2006’dan itibaren sistematik olarak politik
görevlerini yavaş yavaş devreden “Yoldaş Fidel”, zamanının büyük bölümünü
yazmaya harcadı. Fidel’in yaşam öyküsü, insanlık adına adalet ve sosyalizm
savaşı verenlere ilham kaynağı olmaya devam ediyor.

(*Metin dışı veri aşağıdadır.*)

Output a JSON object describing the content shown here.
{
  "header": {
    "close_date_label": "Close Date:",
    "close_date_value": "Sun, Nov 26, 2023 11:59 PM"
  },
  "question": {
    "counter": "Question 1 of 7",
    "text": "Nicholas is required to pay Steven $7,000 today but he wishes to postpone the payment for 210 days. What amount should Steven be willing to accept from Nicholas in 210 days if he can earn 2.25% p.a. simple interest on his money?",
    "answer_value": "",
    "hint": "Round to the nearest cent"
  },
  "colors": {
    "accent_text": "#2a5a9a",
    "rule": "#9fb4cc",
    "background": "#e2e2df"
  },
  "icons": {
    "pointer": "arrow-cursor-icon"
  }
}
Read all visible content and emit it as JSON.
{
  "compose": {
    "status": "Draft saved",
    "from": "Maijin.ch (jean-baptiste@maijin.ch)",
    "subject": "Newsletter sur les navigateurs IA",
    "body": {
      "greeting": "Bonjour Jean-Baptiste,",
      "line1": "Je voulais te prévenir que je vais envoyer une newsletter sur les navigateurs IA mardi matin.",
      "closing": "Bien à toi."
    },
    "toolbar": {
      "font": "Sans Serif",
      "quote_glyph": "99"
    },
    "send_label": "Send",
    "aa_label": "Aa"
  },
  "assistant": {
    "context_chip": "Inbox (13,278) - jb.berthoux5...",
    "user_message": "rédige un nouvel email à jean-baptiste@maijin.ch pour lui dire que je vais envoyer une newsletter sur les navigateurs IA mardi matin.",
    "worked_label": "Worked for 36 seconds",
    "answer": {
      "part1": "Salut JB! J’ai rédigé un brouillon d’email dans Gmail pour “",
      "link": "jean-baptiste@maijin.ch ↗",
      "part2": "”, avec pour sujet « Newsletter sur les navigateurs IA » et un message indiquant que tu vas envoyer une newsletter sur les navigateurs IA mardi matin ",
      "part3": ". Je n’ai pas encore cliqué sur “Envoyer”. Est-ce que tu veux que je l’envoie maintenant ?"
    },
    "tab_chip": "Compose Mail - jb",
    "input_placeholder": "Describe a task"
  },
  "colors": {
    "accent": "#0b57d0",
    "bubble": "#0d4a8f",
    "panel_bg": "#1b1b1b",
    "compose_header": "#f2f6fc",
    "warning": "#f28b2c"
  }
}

Fidel’in, özellikle çevre sorunları, silahlanma
yarışı ve Kapitalist sistemin insanlığı yüzyüze bıraktığı çevresel ve yaşamsal tehlikelere
dikkat çektiği makalelerinin birinde, Küba’lı genç komünistlere yazdığı, ama insanlığı
yakından ilgilendiren aşağıdaki notları oldukça çarpıcı:
Fikirlerden yoksun bir hayatın ne değeri vardır
ki? Jose Marti bir keresinde "Fikir yığınları taş yığınlarından daha
değerlidir" demişti. Fikirler insanlardan mı doğar? İnsanlarla mı yok
olurlar? Fikirler insanlık tarihinin başından beri vardır. Türümüz var oldukça
fikirler de var olacaktır. Ancak, insanoğlu akıl almaz bir kendi kendini imha
kapasitesi olan ve sınırsız gözüken teknolojik gelişmeler ve siyasi az
gelişmişlik nedeniyle daha önce hiç olmadığı kadar ciddi bir tehdit altındadır.
Nereye baksak, soykırıma yakın savaşlar, iklim değişikliği, açlık, susuzluk ve
eşitsizlik görüyoruz. İnsanların umutlu bir gelecek fikrine sıkı sıkıya
sarılmaya ve hayatta kalma mücadelesini bilim üzerinden yürütmeye ihtiyacı var.
Bugün ancak bilimsel bir arayış adaletli olabilir. Bu parlak gelecekte, dünya
çapında bir diktatörlük tarafından idare edilen günümüzün gelişmiş kapitalist
sisteminin korkunç adaletsizliklerine yer olmayacaktır.
Shakespeare, oyunlarından birinde
"Olmak ya da Olmamak!" demişti. Bugün genç insanların önündeki
alternatif budur. Bunu yok saymak, dünyada sadece birkaç on yıl daha yaşamayı
tercih etmektir ki bu süre, tarihi düşündüğümüzde üç beş saniyeden fazla
etmez.”
Fidel ve Küba insanlığa verdikleri sözlere sadık
kaldılar, dünya halklarıyla dayanışma içinde oldular, enternasyonalistlikten
vazgeçmediler, ilkeli, onurlu duruşlarından taviz vermediler ve bütün dünya
uluslarından da saygı gördüler. İlk hasta olduğu zamanlarda Florida’da ki karşı
devrimciler bayram ederken, Irkçı Apartheid rejimine karşı savaşan Güney
Afrikalılar, Küba’nın desteğini hatırlayıp üzülüyorlardı.
Fidel’e bugünden geriye doğru baktığımızda, Marksizm
ve Ulusalcılığı (nationalizm) bilgece bir araya getirip yaşattığını söylemek hiç
yanlış olmaz.
Fidel’de insanlık tarihinde ki diğer büyük insanlarda
olduğu gibi yaşadığı ülkeden çok ait olduğu dönemle anılır. Zaman, coğrafi
bölgeden daha çok önem kazanır, dönem mekana hükmeder. Tarih, 90 Yılın birikimi
ve bilgeliği ile insanlığın “Kutup Yıldızı” Fidel’i çoktan “beraat” ettirdi!